Fortunately, the Templars had that covered. A pilgrim could leave his cash at Temple Church in London, and withdraw it in Jerusalem. Instead of carrying money, he would carry a letter of credit. The Knights Templar were the Western Union of the crusades.

We don’t actually know how the Templars made this system work and protected themselves against fraud. Was there a secret code verifying the document and the traveller’s identity?

They did more than this, however:

Templars were much closer to a private bank – albeit one owned by the Pope, allied to kings and princes across Europe, and run by a partnership of monks sworn to poverty.

The Knights Templar did much more than transferring money across long distances.

As William Goetzmann describes in his book Money Changes Everything, they provided a range of recognisably modern financial services.

If you wanted to buy a nice island off the west coast of France – as King Henry III of England did in the 1200s with the island of Oleron, north-west of Bordeaux – the Templars could broker the deal.

Henry III paid £200 a year for five years to the Temple in London, then when his men took possession of the island, the Templars made sure that the seller got paid.

And in the 1200s, the Crown Jewels were kept at the Temple as security on a loan, the Templars operating as a very high-end pawn broker.

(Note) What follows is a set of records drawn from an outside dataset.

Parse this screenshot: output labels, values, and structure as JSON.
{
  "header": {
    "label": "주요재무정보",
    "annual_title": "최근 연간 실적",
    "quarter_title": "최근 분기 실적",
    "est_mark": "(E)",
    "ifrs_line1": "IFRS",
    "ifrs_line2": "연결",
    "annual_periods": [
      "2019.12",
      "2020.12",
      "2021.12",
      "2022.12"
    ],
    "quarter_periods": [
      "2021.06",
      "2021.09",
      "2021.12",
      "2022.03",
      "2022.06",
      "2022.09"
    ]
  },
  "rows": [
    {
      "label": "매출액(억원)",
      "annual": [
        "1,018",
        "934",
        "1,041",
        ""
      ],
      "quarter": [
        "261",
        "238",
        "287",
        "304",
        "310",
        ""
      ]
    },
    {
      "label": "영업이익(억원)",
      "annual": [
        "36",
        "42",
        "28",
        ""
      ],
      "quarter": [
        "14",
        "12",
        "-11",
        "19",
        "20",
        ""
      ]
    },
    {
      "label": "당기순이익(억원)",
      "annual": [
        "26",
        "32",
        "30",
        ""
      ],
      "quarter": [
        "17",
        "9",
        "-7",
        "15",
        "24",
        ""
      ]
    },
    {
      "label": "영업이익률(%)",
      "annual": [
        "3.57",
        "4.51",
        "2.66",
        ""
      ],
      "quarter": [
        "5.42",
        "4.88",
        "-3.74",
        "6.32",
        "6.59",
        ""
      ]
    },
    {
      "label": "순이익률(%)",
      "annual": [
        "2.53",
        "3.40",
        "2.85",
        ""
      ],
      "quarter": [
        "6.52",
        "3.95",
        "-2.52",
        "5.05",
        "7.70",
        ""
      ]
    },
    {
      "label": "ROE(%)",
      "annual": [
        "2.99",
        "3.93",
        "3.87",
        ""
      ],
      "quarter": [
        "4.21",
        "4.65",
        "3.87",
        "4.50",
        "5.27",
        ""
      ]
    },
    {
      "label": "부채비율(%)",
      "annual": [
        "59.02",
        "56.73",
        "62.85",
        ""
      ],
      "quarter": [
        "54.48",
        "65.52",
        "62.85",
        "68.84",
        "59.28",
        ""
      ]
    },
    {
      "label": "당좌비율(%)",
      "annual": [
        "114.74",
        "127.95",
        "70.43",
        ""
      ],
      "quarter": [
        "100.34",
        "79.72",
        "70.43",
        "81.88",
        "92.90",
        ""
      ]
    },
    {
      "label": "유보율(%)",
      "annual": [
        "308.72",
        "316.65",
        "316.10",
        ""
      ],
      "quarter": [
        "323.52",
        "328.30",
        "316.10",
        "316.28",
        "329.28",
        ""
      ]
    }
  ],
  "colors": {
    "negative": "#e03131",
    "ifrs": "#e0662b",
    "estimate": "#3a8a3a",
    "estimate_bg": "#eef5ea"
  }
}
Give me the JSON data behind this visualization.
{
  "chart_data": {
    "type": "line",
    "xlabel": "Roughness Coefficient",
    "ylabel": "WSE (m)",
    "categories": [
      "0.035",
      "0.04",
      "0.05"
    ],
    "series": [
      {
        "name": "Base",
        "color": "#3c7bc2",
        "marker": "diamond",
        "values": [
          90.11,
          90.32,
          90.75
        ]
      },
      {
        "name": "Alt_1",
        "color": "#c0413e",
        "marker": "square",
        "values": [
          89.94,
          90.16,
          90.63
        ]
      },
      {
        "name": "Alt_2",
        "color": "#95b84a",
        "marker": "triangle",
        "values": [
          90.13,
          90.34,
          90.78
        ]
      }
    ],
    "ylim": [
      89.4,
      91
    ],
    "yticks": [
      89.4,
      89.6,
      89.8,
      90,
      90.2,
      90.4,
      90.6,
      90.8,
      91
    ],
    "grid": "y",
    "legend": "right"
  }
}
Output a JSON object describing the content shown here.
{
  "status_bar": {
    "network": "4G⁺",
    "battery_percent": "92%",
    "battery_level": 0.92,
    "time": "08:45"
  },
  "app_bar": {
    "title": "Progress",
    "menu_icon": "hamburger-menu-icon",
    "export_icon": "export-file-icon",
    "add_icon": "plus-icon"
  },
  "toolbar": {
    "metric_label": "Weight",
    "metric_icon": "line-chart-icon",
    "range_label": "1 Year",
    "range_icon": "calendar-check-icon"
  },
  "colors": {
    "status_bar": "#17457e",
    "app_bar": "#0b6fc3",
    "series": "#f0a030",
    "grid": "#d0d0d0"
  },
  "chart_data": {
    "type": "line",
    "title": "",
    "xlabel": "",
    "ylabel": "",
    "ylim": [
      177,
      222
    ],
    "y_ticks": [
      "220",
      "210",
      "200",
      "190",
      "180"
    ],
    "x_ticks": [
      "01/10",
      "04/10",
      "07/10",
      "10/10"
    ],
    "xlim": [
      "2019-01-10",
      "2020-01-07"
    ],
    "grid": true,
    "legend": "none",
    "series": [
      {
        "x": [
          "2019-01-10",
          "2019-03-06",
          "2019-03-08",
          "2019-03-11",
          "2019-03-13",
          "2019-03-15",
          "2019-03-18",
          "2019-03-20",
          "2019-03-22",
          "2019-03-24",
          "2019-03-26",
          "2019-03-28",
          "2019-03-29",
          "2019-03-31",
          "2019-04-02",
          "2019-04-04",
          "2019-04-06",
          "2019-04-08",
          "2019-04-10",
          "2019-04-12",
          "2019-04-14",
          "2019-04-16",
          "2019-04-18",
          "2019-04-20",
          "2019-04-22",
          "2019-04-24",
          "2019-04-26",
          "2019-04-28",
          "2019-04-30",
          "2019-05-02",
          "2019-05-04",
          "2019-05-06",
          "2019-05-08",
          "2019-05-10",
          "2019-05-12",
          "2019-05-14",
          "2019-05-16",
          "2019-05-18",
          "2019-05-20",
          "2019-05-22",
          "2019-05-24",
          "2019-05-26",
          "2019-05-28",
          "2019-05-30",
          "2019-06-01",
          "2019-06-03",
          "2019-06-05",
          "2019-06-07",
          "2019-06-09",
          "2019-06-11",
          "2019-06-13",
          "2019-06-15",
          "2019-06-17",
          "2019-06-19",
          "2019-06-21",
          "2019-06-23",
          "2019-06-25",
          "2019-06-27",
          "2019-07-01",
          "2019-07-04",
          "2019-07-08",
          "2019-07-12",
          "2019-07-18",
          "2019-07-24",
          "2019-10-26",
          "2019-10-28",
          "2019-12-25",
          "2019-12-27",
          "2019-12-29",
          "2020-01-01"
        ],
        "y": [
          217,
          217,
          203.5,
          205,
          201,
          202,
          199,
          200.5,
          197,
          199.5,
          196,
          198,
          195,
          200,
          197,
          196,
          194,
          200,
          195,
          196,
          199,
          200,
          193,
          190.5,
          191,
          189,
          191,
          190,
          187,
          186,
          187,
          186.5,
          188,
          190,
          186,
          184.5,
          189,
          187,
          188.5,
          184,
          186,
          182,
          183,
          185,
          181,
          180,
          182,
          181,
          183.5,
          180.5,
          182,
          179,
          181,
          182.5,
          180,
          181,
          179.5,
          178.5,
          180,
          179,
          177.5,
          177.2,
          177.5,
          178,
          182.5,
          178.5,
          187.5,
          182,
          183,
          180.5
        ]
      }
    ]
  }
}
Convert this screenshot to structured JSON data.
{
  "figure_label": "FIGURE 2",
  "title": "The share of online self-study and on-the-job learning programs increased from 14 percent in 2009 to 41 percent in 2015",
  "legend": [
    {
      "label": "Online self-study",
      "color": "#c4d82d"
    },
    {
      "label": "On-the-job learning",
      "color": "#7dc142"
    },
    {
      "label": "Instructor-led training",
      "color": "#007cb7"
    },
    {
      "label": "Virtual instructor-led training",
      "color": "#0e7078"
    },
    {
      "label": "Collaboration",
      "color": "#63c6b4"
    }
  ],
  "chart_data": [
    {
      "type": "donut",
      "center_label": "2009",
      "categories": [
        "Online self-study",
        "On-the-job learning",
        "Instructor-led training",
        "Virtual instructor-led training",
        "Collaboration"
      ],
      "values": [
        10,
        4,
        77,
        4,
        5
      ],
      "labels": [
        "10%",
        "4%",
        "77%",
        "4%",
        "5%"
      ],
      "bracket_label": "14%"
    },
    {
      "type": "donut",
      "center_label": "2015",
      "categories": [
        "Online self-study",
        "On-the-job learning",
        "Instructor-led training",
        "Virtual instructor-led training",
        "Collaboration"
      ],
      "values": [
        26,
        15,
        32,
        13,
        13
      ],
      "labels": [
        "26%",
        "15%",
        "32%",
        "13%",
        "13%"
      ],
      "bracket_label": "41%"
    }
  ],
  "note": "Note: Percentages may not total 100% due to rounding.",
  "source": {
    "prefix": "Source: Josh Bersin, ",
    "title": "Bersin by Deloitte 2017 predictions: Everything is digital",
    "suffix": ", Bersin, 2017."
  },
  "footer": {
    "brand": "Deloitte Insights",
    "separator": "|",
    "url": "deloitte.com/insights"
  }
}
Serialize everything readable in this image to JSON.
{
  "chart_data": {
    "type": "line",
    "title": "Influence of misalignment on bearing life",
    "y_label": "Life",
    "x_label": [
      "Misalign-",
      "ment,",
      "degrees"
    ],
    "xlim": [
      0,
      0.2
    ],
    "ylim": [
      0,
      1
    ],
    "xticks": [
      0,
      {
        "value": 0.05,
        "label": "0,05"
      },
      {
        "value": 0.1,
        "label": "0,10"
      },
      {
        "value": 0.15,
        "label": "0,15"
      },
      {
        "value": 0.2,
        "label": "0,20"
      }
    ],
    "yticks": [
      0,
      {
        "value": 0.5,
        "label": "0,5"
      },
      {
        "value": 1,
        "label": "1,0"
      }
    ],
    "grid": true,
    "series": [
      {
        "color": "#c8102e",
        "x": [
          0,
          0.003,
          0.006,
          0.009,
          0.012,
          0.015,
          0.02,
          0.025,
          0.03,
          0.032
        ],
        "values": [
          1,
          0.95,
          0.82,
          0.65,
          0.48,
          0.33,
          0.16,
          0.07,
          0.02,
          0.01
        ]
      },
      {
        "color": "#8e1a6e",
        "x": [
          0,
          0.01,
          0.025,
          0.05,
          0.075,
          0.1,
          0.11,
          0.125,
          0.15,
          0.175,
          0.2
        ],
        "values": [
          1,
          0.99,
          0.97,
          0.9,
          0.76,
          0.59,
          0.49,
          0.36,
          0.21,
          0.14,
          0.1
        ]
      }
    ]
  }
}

Harford goes on to say that Philip IV owed money to the Templars, and didn’t like how they operated beyond his control, and so contrived to dissolve them. But I can’t help but think there was even more at stake here. Lester Little’s Religious Poverty and the Profit Economy in Medieval Europe (1983) talks about how money made people very anxious in the Middle Ages, especially the “money from nothing” that one could get from currency exchange, lending at interest, or taking advantage of scarcity to sell at a premium. Charging more money than the “just price” for something was uncharitable and un-Christian, and if you made any extra-normal profits at all the only way to expiate your sin would be to give it all to the Church. (This helps to explain all those elaborate late medieval “wool churches” in East Anglia, and it also helps to explain the increased anti-Semitism of the High Middle Ages – Jews were increasingly shut out of various professions, leaving them in the role of the hated money lender.) It’s true that the Templars were themselves a church organization, but I suspect that just made it worse.

As unfair as their end was, however, it happened. “Templar” groups today are somewhat disreputable – at least, they have no institutional continuity with their medieval namesake. If you’re interested in joining a crusading order, try the Hospitallers, the Templars’ main rivals in the Middle Ages, who do enjoy continuity and who are thus much classier.